Grief.
It's hard and weird and annoying.
It's like its own version of the movie Groundhog Day.
You wake up every morning and for one glorious second you don't remember the painful reality that is your life.
mmmmm. What's today? What's on the schedule? What should we eat for breakfast?
And then . . . BAAM . . . it hits like a taser to the chest.
oh yeah . . . my kids are dead.
Who cares about a freaking schedule? What does it matter what day it is? Every day brings the same unbearable reality; I should be pregnant with identical twin girls and I'm not.
I'm not pregnant. They're not here.
Grief.
It's the unwanted gift you get to unwrap every day. The gift you'd give anything to not receive upon waking every morning and yet it's the one you have to open lest you ignore it and suffer the severe consequences months down the road (think an unopened howler from Harry Potter).
Well hello, Grief.
Which version of you will I be in for today?

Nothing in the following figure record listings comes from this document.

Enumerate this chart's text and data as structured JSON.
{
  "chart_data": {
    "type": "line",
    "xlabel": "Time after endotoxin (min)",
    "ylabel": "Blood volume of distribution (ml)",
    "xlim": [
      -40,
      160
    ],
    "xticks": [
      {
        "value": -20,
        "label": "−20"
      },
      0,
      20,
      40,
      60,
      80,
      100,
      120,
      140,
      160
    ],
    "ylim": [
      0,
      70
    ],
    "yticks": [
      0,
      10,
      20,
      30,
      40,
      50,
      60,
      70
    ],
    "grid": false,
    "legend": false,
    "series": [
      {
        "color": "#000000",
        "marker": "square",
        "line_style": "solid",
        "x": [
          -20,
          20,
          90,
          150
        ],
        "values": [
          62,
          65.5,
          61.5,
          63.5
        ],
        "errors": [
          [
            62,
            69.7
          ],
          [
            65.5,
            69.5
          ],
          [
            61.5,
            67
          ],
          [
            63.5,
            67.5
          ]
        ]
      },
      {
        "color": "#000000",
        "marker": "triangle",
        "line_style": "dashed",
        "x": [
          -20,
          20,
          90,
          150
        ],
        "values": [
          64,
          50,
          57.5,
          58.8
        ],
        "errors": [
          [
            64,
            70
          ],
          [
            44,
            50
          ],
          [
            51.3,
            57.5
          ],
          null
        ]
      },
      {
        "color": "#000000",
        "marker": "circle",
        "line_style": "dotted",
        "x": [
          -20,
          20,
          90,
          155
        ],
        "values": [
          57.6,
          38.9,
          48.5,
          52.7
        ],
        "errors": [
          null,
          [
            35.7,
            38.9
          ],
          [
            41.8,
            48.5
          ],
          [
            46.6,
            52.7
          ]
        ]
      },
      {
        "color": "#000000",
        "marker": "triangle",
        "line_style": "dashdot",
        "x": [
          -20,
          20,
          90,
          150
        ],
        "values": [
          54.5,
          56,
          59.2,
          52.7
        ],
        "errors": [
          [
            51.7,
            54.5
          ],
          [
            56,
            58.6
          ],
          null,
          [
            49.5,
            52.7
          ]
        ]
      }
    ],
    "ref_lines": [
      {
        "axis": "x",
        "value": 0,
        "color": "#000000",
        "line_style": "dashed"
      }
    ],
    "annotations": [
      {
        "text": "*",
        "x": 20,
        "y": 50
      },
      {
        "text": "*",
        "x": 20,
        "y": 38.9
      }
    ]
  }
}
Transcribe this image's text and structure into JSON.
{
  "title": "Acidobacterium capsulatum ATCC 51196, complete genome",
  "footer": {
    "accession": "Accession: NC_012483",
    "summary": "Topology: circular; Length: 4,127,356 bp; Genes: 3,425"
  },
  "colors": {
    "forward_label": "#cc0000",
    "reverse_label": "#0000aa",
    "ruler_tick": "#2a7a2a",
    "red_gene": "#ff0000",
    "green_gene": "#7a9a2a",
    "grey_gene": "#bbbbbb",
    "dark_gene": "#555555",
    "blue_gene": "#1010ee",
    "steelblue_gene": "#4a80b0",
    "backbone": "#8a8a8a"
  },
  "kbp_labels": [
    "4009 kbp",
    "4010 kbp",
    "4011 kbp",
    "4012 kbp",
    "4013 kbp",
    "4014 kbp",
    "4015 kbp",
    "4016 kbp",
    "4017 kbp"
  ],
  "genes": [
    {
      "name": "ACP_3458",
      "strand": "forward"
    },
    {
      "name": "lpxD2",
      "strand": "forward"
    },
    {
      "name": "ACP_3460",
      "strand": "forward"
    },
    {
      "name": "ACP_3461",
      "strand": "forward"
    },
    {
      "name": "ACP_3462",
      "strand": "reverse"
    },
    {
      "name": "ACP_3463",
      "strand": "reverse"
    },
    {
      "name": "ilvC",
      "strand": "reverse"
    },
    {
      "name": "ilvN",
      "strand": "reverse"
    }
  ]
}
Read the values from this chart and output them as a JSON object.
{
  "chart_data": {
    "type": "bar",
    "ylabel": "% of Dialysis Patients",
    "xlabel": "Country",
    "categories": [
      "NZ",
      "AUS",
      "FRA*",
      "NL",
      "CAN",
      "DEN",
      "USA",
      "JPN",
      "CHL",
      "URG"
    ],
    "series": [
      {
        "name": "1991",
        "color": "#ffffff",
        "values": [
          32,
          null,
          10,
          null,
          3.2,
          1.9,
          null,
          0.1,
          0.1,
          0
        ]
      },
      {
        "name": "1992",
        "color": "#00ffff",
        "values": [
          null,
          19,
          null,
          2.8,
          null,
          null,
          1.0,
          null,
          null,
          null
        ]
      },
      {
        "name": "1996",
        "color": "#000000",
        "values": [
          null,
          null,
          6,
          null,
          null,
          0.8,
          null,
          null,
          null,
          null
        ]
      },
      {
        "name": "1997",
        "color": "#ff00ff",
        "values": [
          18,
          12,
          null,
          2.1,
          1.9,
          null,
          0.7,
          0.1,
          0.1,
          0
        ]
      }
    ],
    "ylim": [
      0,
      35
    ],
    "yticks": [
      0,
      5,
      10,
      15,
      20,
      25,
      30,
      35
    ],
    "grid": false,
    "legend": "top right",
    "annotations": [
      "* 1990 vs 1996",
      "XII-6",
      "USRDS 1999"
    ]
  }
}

Numb Sarah? Angry Sarah? Anxious Sarah? Depressed Sarah? So-fatigued-id-rather-stay-in-bed Sarah? Or genuinely OK-for-the-moment Sarah (who probably feels a bit guilty for feeling OK. Is it OK to be OK? Who knows.).
For the most part Ray and I do our best to welcome each day understanding that some level of grief will walk with us.
The trick is to welcome grief while walking with grace. Grace for ourselves, grace for each other, grace for those trying to figure out how to walk with us or at least not be too awkward in their avoidance of us.
Grief is rough. It's unpredictable, always present, and usually (at least this early on) painful.
Grief is a gift. It reminds us Maggie and Ellen were here. They were here and they were real. Real girls, apart of a real family, who really really loved them.
I had someone, who loves me very much, not too long ago ask - beg me really to consider a medical procedure that would prevent me from ever getting pregnant again (don't worry - this wasn't my husband).
"I'd rather not see you go through this pain ever again."
I get it. I really do.
7 children - only one living; the grief just seems too much.
But great grief means there is great love.
As I write this, a tiny, nearly three-year-old had rests on my chest. This hand is attached to the life that has taught me about love. This love, this life-altering, never-ending, I will move heaven and earth for you love, comes with great risk.
The risk is grief.
This grief - the one I wake up to every day and reluctantly walk with.
Even though I'd rather not walk with this great grief, one look to my left and the beautiful sleeping face next to me says it all . . . She's worth the risk.